O homem também enviou mensagens para a vítima tentando uma reaproximação, mesmo estando expressamente proibido de fazer contato pela Justiça.
Debate sobre o sistema prisional
Na justificativa para revogar a prisão de Jean, a Justiça afirmou que a "ordem pública não se encontra mais abalada a ponto de justificar a manutenção da prisão processual" e citou a "situação gravíssima dos presídios deste estado, nos quais a superlotação e a insuficiência estrutural são frequentes".
Entretanto, o secretário de Segurança Pública do Paraná, Hudson Leôncio Teixeira, questionou essa justificativa.
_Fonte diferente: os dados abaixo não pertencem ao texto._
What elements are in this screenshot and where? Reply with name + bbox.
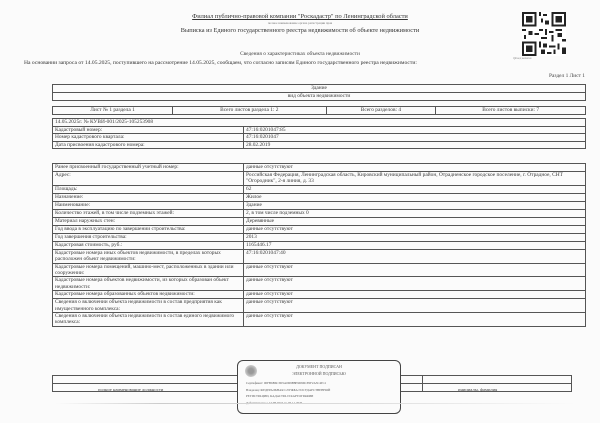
stamp-title: ДОКУМЕНТ ПОДПИСАН <box>238 364 400 369</box>
registration-number: 14.05.2025г. № КУВИ-001/2025-105253908 <box>53 119 586 127</box>
row-label: Кадастровые номера объектов недвижимости… <box>53 277 244 291</box>
sheet-number: Лист № 1 раздела 1 <box>53 107 173 115</box>
table-row: Год завершения строительства:2013 <box>53 233 586 241</box>
table-row: Дата присвоения кадастрового номера:28.0… <box>53 141 586 149</box>
row-value: данные отсутствуют <box>244 225 586 233</box>
table-row: Кадастровые номера иных объектов недвижи… <box>53 249 586 263</box>
section-label: Раздел 1 Лист 1 <box>549 73 585 79</box>
row-label: Кадастровые номера помещений, машино-мес… <box>53 263 244 277</box>
row-value: 62 <box>244 185 586 193</box>
stamp-owner: Владелец: ФЕДЕРАЛЬНАЯ СЛУЖБА ГОСУДАРСТВЕ… <box>246 388 330 392</box>
row-value: 1165446.17 <box>244 241 586 249</box>
row-label: Дата присвоения кадастрового номера: <box>53 141 244 149</box>
basis-statement: На основании запроса от 14.05.2025, пост… <box>24 60 584 66</box>
table-row: Назначение:Жилое <box>53 193 586 201</box>
row-value: данные отсутствуют <box>244 277 586 291</box>
electronic-signature-stamp: ДОКУМЕНТ ПОДПИСАН ЭЛЕКТРОННОЙ ПОДПИСЬЮ С… <box>237 360 401 414</box>
row-value: Здание <box>244 201 586 209</box>
row-label: Количество этажей, в том числе подземных… <box>53 209 244 217</box>
row-label: Кадастровые номера иных объектов недвижи… <box>53 249 244 263</box>
row-value: 47:16:0201047:85 <box>244 126 586 134</box>
registration-table: 14.05.2025г. № КУВИ-001/2025-105253908 К… <box>52 118 586 149</box>
table-row: Адрес:Российская Федерация, Ленинградска… <box>53 172 586 186</box>
document-subtitle: Сведения о характеристиках объекта недви… <box>0 51 600 57</box>
row-value: данные отсутствуют <box>244 291 586 299</box>
position-caption: полное наименование должности <box>98 387 163 392</box>
row-label: Наименование: <box>53 201 244 209</box>
row-value: Деревянные <box>244 217 586 225</box>
row-label: Кадастровые номера образованных объектов… <box>53 291 244 299</box>
row-label: Ранее присвоенный государственный учетны… <box>53 164 244 172</box>
object-type-table: Здание вид объекта недвижимости <box>52 84 586 101</box>
table-row: Сведения о включении объекта недвижимост… <box>53 313 586 327</box>
stamp-subtitle: ЭЛЕКТРОННОЙ ПОДПИСЬЮ <box>238 371 400 376</box>
table-row: Кадастровый номер:47:16:0201047:85 <box>53 126 586 134</box>
sections-total: Всего разделов: 4 <box>326 107 436 115</box>
row-label: Адрес: <box>53 172 244 186</box>
table-row: Номер кадастрового квартала:47:16:020104… <box>53 134 586 142</box>
name-caption: инициалы, фамилия <box>458 387 497 392</box>
scan-artifact <box>56 403 576 404</box>
table-row: Количество этажей, в том числе подземных… <box>53 209 586 217</box>
object-type: Здание <box>53 85 586 93</box>
row-value: данные отсутствуют <box>244 263 586 277</box>
organization-name: Филиал публично-правовой компании "Роска… <box>0 13 600 20</box>
qr-caption: QR-код выписки <box>513 57 531 60</box>
row-label: Площадь: <box>53 185 244 193</box>
row-label: Год завершения строительства: <box>53 233 244 241</box>
row-value: Жилое <box>244 193 586 201</box>
table-row: Наименование:Здание <box>53 201 586 209</box>
table-row: Сведения о включении объекта недвижимост… <box>53 299 586 313</box>
row-label: Назначение: <box>53 193 244 201</box>
table-row: Год ввода в эксплуатацию по завершении с… <box>53 225 586 233</box>
organization-caption: полное наименование органа регистрации п… <box>0 21 600 25</box>
table-row: Материал наружных стен:Деревянные <box>53 217 586 225</box>
row-label: Номер кадастрового квартала: <box>53 134 244 142</box>
properties-table: Ранее присвоенный государственный учетны… <box>52 163 586 327</box>
object-type-caption: вид объекта недвижимости <box>53 93 586 101</box>
row-value: Российская Федерация, Ленинградская обла… <box>244 172 586 186</box>
table-row: Кадастровые номера образованных объектов… <box>53 291 586 299</box>
table-row: Ранее присвоенный государственный учетны… <box>53 164 586 172</box>
qr-code-icon <box>522 12 566 56</box>
sheets-in-section: Всего листов раздела 1: 2 <box>173 107 326 115</box>
sheet-info-table: Лист № 1 раздела 1 Всего листов раздела … <box>52 106 586 115</box>
row-value: 47:16:0201047:40 <box>244 249 586 263</box>
row-label: Год ввода в эксплуатацию по завершении с… <box>53 225 244 233</box>
table-row: Кадастровые номера объектов недвижимости… <box>53 277 586 291</box>
row-value: 28.02.2019 <box>244 141 586 149</box>
table-row: Площадь:62 <box>53 185 586 193</box>
row-value: 2013 <box>244 233 586 241</box>
row-value: 47:16:0201047 <box>244 134 586 142</box>
row-value: данные отсутствуют <box>244 313 586 327</box>
table-row: Кадастровая стоимость, руб.:1165446.17 <box>53 241 586 249</box>
sheets-total: Всего листов выписки: 7 <box>436 107 586 115</box>
row-label: Материал наружных стен: <box>53 217 244 225</box>
document-title: Выписка из Единого государственного реес… <box>0 27 600 34</box>
stamp-owner-cont: РЕГИСТРАЦИИ, КАДАСТРА И КАРТОГРАФИИ <box>246 394 313 398</box>
row-label: Кадастровый номер: <box>53 126 244 134</box>
row-value: 2, в том числе подземных 0 <box>244 209 586 217</box>
row-value: данные отсутствуют <box>244 299 586 313</box>
table-row: Кадастровые номера помещений, машино-мес… <box>53 263 586 277</box>
row-value: данные отсутствуют <box>244 164 586 172</box>
stamp-certificate: Сертификат: 00FB6B6C3D5A0D9B8E9D9D1F6F2A… <box>246 381 326 385</box>
row-label: Сведения о включении объекта недвижимост… <box>53 313 244 327</box>
row-label: Сведения о включении объекта недвижимост… <box>53 299 244 313</box>
row-label: Кадастровая стоимость, руб.: <box>53 241 244 249</box>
Ele afirmou que a pasta não foi consultada sobre a existência de vagas e que nenhuma ordem judicial deixou de ser cumprida por falta de espaço no sistema prisional paranaense.
"Não nos foi perguntado a existência de vagas, mas nós estamos à disposição, tanto para o semiaberto – em que ele permanece durante a noite numa unidade prisional –, quanto com a possibilidade de utilização de tornozeleira", declarou Hudson.
Violência de gênero não termina com a sentença
Gisele Maestrelli, presidente da Comissão de Violência de Gênero da Ordem dos Advogados do Brasil - Seção Paraná (OAB/PR), destacou que a decisão que soltou Jean seguia a lei, mas não considerava a importância do acompanhamento da vítima.
"A gente vê que a violência de gênero ela não termina com a sentença. Por exemplo, nesse caso, quando o agressor foi liberado, sem que houvesse acompanhamento efetivo, a vítima continua vulnerável. É importante a gente entender que a condenação não encerra o ciclo da violência", afirmou Maestrelli.
Para a especialista, o caminho é o acompanhamento social e psicológico, além de monitoramento efetivo, para compor um ambiente maior de segurança para a vítima e evitar revitimização.
"A responsabilidade penal é só uma parte do processo. O Estado precisa estar presente depois da sentença, porque é justamente nesse momento que muitas mulheres têm mais medo e se veem mais vulneráveis", completou.
O g1 tenta contato com a defesa de Jean Machado Ribas para obter posicionamento sobre o caso.